- Em São Paulo, aluguéis de até R$ 400 por m² impulsionam o boom das lajes corporativas com a volta ao presencial.
- A busca por imóveis de alta qualidade (Triple A) aumenta: ocupação avançou e bilhete de demanda por espaço cresce, reduzindo vacância.
- Distribuidores de imóveis, como Brookfield, mostram ocupação de 91% no portfólio brasileiro, com 83 mil m² contratados em 2025 e 25 mil m² em 2026.
- A demanda por espaço nessas lajes tem sido puxada por grandes empresas, incluindo a Uber, que fechou contrato de mais de 50 mil m² no primeiro trimestre de 2026.
- Mesmo com o recuo relativo da vacância, fundos imobiliários de lajes corporativas enfrentam redução de proventos e pior desempenho frente a setores como galpões logísticos.
Nos últimos dois anos, o retorno ao escritório ganhou força, com grandes empresas estimulando ou impondo maior frequência presencial. O resultado foi o aumento da ocupação de lajes corporativas, subida de preços e uma maior pressão por imóveis de qualidade.
Segundo a Brookfield Properties, a taxa de ocupação total do portfólio brasileiro chegou a 91%, ante 82% no ano anterior. Em 2025, foram 83 mil m² de locação assinados; em 2026 já são 25 mil m², indicando continuidade do aquecimento.
O portfólio da Brookfield soma 27 prédios de escritórios no Brasil, com cerca de 900 mil m² sob gestão, distribuídos entre São Paulo, Rio de Janeiro e Brasília. O Parque da Cidade, adquirido em 2022, é hoje usado em 93% das suas unidades.
O recorte paulista aponta que a demanda vem de diversos setores. Entre eles, grandes nomes chineses, indústria e multinacionais. Bancos e instituições financeiras também aparecem como locadores relevantes, especialmente em grandes áreas.
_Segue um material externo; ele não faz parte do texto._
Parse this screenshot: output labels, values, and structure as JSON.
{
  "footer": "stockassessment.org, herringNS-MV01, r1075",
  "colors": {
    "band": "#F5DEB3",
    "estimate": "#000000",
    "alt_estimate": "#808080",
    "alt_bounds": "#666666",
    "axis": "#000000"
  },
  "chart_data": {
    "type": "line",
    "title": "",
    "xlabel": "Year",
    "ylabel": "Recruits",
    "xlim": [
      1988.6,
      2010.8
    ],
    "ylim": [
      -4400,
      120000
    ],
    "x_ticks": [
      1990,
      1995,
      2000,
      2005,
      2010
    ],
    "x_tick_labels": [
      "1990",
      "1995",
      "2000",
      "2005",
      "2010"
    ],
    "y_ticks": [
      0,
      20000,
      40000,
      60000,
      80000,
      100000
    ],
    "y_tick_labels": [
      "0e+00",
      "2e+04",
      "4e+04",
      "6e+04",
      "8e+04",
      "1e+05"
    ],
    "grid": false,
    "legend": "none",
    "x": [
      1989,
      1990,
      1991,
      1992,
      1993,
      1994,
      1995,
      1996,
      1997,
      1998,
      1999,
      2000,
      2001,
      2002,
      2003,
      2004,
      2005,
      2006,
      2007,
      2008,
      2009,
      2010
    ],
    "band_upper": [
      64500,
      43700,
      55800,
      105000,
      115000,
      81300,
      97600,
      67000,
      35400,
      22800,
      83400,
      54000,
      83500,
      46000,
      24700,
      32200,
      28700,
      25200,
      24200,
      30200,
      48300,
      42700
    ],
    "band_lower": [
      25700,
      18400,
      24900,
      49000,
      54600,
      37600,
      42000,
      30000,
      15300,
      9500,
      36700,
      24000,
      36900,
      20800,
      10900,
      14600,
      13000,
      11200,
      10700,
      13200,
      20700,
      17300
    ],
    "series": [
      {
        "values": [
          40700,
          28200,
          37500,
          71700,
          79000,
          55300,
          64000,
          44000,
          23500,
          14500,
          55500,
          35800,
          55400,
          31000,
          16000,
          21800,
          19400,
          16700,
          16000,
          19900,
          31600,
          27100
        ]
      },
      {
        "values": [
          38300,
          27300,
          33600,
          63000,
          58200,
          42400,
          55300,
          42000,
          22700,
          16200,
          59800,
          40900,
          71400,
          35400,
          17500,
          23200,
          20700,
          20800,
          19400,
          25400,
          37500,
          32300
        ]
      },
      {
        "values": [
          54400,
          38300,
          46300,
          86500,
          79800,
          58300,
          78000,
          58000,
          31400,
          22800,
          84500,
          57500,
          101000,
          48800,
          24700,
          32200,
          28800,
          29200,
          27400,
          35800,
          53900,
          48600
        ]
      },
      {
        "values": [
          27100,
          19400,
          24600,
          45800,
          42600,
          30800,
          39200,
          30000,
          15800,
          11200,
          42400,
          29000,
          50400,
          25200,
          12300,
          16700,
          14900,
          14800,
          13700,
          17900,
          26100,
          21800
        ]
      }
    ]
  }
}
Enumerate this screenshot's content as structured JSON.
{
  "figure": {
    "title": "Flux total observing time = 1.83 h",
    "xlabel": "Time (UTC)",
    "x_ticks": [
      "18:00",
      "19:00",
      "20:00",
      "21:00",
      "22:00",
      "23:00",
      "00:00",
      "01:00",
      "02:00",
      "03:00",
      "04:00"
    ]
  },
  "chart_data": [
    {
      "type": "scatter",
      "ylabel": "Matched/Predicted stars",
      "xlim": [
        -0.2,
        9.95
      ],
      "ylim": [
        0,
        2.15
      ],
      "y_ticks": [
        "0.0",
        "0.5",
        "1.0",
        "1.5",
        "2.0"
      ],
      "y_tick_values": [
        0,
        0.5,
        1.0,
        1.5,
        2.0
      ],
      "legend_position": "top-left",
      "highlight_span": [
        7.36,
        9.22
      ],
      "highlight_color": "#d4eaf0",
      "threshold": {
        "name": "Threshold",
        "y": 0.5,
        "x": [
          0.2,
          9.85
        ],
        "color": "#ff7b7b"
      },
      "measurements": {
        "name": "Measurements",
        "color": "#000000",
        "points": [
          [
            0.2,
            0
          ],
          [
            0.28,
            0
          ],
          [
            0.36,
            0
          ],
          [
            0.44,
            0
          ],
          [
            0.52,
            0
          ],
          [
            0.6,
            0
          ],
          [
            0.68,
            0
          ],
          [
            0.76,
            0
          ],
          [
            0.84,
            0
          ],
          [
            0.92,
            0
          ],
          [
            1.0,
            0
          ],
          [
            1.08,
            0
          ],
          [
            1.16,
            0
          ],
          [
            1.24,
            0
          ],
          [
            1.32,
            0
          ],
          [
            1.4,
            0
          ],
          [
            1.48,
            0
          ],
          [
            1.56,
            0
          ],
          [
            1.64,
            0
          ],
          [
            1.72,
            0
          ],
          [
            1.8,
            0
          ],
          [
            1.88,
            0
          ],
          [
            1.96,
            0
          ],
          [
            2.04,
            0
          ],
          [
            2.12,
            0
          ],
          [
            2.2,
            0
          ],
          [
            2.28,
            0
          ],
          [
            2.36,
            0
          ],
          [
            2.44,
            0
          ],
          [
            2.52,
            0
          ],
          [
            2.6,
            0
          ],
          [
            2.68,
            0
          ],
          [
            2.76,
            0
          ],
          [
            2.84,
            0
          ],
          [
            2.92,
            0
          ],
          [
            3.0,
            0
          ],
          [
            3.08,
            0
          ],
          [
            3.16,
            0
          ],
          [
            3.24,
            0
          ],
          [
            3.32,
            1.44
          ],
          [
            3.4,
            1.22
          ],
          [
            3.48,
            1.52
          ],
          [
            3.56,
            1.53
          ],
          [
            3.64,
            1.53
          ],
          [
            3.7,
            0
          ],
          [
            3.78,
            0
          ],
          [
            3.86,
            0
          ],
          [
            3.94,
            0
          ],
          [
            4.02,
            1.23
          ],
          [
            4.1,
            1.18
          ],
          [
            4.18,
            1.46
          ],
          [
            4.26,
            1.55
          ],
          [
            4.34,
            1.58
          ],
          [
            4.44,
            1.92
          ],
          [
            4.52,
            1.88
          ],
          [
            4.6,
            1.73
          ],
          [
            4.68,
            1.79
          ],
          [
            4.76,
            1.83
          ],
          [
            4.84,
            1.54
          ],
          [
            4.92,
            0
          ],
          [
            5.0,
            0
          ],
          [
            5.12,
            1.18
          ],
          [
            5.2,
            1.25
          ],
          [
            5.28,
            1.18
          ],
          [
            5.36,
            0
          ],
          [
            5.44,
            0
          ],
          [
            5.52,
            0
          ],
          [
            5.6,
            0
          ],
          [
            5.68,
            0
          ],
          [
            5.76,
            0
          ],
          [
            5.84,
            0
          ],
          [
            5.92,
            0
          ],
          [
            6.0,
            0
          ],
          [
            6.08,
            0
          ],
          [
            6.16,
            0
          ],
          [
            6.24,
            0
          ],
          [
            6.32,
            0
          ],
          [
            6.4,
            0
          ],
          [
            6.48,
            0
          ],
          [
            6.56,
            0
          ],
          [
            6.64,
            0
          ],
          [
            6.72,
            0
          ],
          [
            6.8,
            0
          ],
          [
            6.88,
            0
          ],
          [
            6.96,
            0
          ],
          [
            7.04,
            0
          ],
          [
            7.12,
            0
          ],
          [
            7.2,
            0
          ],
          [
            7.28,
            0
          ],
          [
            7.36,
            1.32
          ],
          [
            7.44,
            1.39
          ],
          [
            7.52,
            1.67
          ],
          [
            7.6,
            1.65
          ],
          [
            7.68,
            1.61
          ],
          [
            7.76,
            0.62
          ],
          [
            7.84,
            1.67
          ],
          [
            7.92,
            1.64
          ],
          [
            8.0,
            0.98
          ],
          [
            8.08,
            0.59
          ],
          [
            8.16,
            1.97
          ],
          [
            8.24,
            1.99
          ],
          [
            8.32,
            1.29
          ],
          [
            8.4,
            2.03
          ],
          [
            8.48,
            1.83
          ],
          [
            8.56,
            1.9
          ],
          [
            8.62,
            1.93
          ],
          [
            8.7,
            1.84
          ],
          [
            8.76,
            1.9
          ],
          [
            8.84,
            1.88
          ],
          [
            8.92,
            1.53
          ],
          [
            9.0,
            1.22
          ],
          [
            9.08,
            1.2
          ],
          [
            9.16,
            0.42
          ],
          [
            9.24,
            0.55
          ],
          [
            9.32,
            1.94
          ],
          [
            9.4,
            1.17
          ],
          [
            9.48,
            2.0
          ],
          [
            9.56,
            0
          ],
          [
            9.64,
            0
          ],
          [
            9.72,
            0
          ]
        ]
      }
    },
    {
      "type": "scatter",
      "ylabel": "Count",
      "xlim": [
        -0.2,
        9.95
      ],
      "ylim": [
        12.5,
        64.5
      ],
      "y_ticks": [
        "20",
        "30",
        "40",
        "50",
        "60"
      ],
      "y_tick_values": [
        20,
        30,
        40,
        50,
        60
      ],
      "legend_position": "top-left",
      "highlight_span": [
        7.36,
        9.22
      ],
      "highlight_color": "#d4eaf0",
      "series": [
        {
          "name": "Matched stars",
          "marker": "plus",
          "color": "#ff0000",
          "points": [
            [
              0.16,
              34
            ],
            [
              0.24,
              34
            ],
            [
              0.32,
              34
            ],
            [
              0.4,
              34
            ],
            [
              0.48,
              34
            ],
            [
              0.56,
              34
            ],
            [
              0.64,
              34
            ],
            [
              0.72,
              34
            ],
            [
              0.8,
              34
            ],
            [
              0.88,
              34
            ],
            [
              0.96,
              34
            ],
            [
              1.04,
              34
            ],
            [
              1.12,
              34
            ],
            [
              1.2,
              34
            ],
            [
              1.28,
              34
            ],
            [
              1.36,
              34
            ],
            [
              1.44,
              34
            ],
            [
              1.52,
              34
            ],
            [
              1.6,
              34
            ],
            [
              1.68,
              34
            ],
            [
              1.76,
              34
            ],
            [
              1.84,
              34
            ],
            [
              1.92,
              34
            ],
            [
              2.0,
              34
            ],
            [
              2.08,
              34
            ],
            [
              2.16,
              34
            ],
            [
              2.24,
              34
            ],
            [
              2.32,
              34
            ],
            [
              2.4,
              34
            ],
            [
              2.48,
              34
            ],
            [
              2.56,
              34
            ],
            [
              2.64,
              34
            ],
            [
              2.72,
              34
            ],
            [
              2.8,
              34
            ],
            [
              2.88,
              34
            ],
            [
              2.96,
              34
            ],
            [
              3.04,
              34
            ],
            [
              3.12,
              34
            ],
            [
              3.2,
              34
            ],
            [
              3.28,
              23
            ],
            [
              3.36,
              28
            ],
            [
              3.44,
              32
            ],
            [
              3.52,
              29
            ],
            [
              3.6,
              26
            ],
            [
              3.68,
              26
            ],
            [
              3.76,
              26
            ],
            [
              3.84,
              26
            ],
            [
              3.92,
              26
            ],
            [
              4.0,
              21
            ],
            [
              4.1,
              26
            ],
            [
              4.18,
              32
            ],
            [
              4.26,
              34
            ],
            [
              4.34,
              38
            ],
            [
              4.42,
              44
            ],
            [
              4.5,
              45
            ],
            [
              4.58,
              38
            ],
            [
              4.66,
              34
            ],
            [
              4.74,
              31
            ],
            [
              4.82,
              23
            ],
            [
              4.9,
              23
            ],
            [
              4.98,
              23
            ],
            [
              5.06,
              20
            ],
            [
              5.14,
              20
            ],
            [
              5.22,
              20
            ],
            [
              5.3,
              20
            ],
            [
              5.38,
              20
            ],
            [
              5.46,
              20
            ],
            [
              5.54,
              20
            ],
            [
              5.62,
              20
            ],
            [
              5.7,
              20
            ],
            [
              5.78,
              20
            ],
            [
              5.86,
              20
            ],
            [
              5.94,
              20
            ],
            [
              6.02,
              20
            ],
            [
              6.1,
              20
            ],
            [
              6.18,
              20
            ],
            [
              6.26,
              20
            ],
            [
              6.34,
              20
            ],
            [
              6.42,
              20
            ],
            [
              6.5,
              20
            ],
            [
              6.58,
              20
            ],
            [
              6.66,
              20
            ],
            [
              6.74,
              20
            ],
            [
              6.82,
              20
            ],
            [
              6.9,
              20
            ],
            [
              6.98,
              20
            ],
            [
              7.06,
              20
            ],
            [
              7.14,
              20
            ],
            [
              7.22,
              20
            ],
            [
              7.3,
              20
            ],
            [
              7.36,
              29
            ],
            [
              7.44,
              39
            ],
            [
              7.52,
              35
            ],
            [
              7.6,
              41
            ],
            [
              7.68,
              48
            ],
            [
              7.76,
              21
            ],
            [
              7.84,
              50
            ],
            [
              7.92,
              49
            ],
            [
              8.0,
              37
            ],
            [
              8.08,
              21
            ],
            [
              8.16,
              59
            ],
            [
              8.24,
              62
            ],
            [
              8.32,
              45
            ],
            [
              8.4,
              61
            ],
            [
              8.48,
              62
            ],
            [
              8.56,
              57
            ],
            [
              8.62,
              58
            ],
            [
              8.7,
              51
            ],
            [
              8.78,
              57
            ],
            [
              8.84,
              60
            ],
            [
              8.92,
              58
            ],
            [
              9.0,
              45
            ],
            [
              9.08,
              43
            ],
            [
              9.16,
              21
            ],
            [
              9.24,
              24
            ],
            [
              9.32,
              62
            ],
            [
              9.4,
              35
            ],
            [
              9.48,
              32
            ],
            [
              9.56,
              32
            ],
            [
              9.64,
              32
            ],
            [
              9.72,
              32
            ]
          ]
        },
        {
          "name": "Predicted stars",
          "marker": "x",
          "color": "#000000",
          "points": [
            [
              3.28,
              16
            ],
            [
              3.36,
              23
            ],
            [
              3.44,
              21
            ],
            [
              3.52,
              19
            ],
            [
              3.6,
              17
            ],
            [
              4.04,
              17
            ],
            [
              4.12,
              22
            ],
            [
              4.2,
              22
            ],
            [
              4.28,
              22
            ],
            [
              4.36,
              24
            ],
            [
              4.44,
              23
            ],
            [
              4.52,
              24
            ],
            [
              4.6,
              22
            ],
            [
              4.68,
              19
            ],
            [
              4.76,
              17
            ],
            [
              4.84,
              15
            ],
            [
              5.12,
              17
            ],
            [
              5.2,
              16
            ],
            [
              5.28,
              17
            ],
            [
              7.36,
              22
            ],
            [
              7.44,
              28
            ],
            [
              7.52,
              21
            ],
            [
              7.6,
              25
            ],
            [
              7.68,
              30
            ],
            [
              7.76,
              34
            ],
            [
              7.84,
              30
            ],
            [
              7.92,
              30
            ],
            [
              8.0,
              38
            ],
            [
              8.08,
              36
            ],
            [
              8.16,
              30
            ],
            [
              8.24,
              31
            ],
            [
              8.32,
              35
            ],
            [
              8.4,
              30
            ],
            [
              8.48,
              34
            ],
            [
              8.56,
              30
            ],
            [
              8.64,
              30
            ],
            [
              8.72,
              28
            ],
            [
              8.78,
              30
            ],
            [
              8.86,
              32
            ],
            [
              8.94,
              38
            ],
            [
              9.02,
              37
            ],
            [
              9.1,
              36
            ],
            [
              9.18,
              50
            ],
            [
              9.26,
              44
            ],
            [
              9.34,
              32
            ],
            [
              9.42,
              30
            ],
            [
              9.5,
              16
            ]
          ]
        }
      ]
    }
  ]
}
Entre as empresas que lideram movimentos de retorno, a Uber figura com contrato de mais de 50 mil m² no primeiro trimestre de 2026, destacando a tendência de compressão da vacância e fortalecimento da absorção líquida. A busca por contratos com maior qualidade é evidente.
A taxa de vacância média do mercado de escritórios de São Paulo ficou em 16,6% em 2025 e caiu para 15,9% no primeiro trimestre de 2026. Edifícios de alto padrão, os chamados Triple A, apresentaram vacância de 10,5% no início de 2026, com recusa gradual de novas entregas.
O movimento de demanda subsidia reajustes de aluguel acima da inflação. Revisões contratuais a cada três anos, somadas a indexação, têm gerado reajustes acima de 30% segundo executivos. A demanda firme sustenta tendências de alta de preço.
A absorção líquida de 292 mil m² em 2025, conforme a CBRE, sinaliza recuperação do mercado de lajes corporativas. Dados apontam que a demanda está mais concentrada em áreas como Paulista, Pinheiros e Chucri Zaidan, com foco em infraestrutura e experiência do colaborador.
Panorama atual
A volatilidade histórica do setor convive com o impulso do flight to quality, que privilegia imóveis de alto padrão na cidade de São Paulo, principalmente na região da Faria Lima, onde o metro quadrado pode superar 300 reais, chegando a mais de 400 reais em alguns casos.
Desempenho dos fundos
Apesar da demanda aquecida, ativos listados de lajes corporativas mostram desempenho desigual. Fundos imobiliários do setor perderam parte da distribuição de dividendos nos últimos anos, com quedas em propostas de VBI Prime Properties e Vinci Offices, contrastando com a elevação de preços e ocupação de ativos de alto padrão.